The company said at its annual conference at the New York Sugar Week that the El Nino weather anomaly, which is expected to develop later this year, could have a moderate intensity in India, the world's second-largest sugar producer, and slightly hurt production there.
The biggest crop reductions were seen in the United Kingdom plus European Union area, where sugar output is estimated to fall 12.5% to 15.3 million tons, and in Thailand - normally a key global exporter - where StoneX sees sugar production falling 15% to 10.2 million tons.
In Thailand, the biggest factor is price.
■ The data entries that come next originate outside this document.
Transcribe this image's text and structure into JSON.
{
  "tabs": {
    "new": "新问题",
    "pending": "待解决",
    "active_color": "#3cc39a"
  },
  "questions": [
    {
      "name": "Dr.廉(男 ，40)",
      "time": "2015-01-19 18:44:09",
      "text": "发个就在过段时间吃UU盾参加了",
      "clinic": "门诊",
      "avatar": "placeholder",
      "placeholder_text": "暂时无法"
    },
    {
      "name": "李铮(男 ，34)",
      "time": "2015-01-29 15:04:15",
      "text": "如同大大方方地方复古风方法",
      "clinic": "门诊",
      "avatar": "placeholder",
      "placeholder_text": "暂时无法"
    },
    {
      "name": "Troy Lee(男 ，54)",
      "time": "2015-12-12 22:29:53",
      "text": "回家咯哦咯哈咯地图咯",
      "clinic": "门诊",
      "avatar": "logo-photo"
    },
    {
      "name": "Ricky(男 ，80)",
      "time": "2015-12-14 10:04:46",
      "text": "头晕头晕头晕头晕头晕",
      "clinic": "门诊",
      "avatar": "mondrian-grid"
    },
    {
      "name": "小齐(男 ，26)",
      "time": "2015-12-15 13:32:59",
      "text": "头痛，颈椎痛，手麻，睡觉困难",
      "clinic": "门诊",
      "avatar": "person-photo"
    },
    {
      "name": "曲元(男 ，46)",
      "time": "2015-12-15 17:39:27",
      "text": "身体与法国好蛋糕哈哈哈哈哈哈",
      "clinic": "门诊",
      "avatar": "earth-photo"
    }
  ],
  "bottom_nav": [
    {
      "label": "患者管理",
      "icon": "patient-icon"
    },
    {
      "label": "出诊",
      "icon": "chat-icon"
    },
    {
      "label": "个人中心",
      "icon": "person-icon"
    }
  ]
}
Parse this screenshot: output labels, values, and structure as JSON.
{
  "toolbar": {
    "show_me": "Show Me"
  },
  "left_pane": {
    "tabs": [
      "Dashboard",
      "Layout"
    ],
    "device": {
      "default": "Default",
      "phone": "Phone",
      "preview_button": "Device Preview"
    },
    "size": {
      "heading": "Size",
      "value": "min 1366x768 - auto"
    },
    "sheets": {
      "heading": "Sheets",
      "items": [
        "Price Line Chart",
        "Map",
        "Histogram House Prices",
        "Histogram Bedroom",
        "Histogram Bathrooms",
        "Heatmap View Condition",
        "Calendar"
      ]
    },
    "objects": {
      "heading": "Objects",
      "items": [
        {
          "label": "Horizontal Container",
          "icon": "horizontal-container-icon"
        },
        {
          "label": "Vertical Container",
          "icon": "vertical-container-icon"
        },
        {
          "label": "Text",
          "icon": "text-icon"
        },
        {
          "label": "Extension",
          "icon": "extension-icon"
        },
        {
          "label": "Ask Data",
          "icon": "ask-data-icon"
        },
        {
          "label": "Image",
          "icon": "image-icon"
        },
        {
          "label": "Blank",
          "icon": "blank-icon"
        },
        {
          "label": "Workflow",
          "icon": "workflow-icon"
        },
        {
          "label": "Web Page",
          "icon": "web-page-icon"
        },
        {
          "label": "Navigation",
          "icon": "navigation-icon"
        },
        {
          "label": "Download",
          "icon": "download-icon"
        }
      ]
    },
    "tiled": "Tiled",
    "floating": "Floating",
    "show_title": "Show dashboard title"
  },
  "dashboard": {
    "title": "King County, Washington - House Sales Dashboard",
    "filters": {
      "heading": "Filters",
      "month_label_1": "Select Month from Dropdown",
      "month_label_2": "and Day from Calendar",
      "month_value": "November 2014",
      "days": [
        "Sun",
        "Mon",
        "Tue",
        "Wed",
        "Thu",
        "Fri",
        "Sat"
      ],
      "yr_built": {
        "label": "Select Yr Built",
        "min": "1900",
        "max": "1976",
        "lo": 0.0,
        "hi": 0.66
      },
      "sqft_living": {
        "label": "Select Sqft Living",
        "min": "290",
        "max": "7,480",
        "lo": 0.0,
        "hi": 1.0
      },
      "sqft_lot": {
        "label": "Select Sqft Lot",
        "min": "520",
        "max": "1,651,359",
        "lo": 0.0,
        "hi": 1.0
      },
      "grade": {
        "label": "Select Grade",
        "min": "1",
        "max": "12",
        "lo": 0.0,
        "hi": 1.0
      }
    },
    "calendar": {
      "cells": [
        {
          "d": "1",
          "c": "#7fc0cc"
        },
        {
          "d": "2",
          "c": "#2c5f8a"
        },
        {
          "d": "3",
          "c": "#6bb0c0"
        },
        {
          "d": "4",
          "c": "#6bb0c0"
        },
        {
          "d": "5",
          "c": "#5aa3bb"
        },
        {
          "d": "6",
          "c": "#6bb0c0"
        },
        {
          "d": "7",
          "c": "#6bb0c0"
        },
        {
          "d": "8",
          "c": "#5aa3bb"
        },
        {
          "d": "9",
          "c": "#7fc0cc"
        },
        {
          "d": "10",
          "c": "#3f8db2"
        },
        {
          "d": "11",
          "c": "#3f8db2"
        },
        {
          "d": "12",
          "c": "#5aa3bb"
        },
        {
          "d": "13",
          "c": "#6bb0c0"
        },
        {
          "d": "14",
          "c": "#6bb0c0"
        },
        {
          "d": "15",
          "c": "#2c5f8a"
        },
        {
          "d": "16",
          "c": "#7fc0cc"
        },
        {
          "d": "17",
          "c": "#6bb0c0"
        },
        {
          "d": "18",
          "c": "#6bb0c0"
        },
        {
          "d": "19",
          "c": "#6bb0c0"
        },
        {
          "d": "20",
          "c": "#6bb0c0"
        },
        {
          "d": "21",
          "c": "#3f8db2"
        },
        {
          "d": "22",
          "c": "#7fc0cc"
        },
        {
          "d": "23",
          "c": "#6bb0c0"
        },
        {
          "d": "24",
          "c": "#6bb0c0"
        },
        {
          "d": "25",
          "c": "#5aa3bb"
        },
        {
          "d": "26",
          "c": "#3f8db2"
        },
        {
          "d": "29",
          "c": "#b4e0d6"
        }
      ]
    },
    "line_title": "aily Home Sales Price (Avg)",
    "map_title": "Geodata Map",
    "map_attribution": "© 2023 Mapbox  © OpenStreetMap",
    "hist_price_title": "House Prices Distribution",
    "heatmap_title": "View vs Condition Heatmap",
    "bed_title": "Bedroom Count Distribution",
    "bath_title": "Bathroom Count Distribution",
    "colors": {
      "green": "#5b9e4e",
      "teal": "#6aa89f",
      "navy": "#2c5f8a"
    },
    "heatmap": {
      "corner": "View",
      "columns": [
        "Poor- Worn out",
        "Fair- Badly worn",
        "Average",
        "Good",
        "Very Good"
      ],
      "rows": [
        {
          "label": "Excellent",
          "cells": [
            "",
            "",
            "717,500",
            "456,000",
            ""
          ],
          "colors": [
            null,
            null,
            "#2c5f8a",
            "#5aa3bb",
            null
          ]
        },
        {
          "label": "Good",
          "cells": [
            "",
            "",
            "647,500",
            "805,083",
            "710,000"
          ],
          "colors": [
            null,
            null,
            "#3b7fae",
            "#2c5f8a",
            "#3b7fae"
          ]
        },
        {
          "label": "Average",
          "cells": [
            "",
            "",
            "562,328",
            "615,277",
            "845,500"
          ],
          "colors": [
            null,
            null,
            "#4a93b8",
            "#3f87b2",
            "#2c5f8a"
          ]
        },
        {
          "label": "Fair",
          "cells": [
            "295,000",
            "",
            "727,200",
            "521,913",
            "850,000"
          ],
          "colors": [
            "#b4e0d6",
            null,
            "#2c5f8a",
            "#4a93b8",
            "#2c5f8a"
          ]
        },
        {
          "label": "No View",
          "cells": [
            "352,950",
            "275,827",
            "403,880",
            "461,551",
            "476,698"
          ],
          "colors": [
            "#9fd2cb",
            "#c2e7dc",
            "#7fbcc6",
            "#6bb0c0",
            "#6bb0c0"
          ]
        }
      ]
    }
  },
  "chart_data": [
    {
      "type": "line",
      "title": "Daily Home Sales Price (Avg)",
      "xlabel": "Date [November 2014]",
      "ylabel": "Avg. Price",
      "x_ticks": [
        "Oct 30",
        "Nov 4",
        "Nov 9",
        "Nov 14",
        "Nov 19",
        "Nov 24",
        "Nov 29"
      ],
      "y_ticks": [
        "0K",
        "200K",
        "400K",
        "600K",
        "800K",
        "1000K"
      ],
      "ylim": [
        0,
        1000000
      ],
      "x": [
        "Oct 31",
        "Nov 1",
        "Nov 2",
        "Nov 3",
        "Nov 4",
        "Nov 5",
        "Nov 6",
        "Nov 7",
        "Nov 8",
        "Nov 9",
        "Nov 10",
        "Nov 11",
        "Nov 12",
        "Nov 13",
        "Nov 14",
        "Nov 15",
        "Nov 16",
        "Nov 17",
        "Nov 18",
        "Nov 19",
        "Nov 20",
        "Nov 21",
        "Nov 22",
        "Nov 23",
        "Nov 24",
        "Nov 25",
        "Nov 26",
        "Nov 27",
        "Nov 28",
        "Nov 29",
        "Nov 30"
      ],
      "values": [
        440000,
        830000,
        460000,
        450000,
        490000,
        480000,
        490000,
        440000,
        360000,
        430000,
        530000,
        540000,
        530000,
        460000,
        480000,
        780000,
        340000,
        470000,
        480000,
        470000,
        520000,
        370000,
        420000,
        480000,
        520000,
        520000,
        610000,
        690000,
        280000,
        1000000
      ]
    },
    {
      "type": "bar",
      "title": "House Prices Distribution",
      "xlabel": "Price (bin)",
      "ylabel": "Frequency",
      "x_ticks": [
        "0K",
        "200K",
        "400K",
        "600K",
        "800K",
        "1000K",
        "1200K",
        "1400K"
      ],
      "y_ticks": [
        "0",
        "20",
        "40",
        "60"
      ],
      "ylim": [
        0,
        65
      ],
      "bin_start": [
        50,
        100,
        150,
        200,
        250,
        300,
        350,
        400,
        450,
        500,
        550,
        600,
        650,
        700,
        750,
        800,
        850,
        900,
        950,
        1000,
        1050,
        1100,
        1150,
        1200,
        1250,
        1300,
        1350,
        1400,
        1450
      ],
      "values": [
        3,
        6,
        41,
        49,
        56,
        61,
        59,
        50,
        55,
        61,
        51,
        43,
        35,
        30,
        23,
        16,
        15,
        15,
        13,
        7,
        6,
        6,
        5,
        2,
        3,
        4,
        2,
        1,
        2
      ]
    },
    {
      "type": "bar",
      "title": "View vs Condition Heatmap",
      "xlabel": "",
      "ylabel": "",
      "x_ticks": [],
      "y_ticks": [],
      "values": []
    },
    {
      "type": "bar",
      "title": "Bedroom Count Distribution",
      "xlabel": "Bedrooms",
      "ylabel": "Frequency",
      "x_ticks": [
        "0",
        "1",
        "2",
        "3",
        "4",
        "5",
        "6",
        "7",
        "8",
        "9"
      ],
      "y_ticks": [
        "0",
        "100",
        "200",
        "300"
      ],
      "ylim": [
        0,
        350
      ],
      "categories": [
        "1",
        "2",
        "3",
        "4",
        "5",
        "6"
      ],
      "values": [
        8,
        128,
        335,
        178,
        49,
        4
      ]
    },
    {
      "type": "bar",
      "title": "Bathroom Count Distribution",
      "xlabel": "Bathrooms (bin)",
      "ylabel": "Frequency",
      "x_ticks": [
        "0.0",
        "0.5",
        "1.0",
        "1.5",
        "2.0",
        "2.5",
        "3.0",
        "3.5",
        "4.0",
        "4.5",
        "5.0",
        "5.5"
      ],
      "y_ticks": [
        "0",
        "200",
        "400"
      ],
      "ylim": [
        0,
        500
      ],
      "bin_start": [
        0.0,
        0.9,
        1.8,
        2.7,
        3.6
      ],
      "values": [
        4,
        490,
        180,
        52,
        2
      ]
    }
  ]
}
After months of depressed sugar prices, farmers are switching to other crops, notably cassava, StoneX head of sugar and ethanol Rodrigo Martini said.
Global sugar production was projected to fall 1% in 2026/27 to 193.7 million tons, while global demand was estimated to increase 0.5% to 194.3 million tons.
Speculators are following the supply situation and have reduced their short position in sugar from more than 265,000 contracts in mid-February to around 90,000 contracts currently.
Martini said, however, that the recent price rally was driven by the Middle East conflict, with sugar following oil as higher energy prices boost Brazil ethanol output, and cut sugar production.
"The market is not bullish enough to rally hard, and not bearish enough to collapse," he said, expecting raw sugar to trade range-bound in the mid-term.